Brickell, J.L., Porter, D.B., Reynolds, M.F., Cosgrove, R.D., (1994) Assigning Students to Groups for Engineering Design Projects: A Comparison of Five Methods. Journal of Engineering Education, 7:259-262
Can I use smaller teams of 3-4?
Team should be 5-7, really! This is counter-intuitive to most teachers experiences using groups where large teams mean some should can hide and do no work (known as social loafing). These bigger teams work when you ask the right kind of questions. When team tasks are product based, small teams are necessary to control social loafing. When team tasks are messy, authentic decisions, big teams work! The teams actually need the intellectual horsepower to solve these big teams.
When I conducted interviews for my book, I always asked question about team size and have your team always been that 5-7. I got a very consistent response. People were initially reluctant to use big teams, but on reflection pretty much said the same thing – if I had trouble with a team,it was a smaller team. I now believe in and use the bigger teams.

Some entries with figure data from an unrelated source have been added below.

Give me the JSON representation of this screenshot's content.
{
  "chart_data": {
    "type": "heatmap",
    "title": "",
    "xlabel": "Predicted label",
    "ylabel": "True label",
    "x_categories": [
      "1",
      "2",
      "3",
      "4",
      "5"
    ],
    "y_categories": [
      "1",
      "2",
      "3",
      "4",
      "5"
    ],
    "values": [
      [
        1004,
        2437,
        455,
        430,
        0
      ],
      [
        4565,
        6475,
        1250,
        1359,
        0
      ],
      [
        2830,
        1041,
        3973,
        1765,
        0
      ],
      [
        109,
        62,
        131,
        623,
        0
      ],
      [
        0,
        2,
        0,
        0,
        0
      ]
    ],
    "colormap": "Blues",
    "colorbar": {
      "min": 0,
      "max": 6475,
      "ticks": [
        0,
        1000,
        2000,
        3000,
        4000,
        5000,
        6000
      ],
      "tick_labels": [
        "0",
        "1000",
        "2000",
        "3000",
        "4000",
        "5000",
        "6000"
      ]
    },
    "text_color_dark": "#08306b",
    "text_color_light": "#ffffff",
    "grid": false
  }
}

Should I mix the teams up periodically?
NO – when we first create groups of students there is considerable energy spent on “social overhead” as students work with other, begin to trust each other, recognize how to work together they cohere into a much more powerful team entity that spend a greater portion of their effort on task focused work. Mixing teams resets teams into groups and they have to cohere all over again .he literature points to 10-14 hours of task focused work to create high levels of team cohesion. The Readiness Assurance Process and Application Activities all foster team cohesion.
How do I handle students that insist on picking their own teams?
SAY NO – there are a few nice ways to handle this. First and foremost, have your words and rationales ready.
I refer students to: Brickell, J.L., Porter, D.B., Reynolds, M.F., Cosgrove, R.D., (1994) Assigning Students to Groups for Engineering Design Projects: A Comparison of Five Methods. Journal of Engineering Education, 7:259-262. I ask them to write a half page analysis of why the paper is wrong in recommending teacher formed groups. If I accept their arguments, I tell them I will let them self-select. No student has ever taken me up on this.
Laura Madson has a nice story she tells. There is a boyfriend and girlfriend on your team, they break up mid-semester – do want to be on that team?
Say NO to self-selection. Be ready for this question and stand your ground.
How do I resolve conflicts among team members?
With Team-Based Learning there often isn’t the kinds of conflicts you see with other forms of group work. Having teams focus on decisions and needing the defend why they made a particular decision really changes things. Give a well functioning TBL team and bad assignment and you will get dysfunction and conflict, but ask the right kinds of questions (decisions) the right way (4S) and there usually isn’t any conflicts that need managing by the teacher.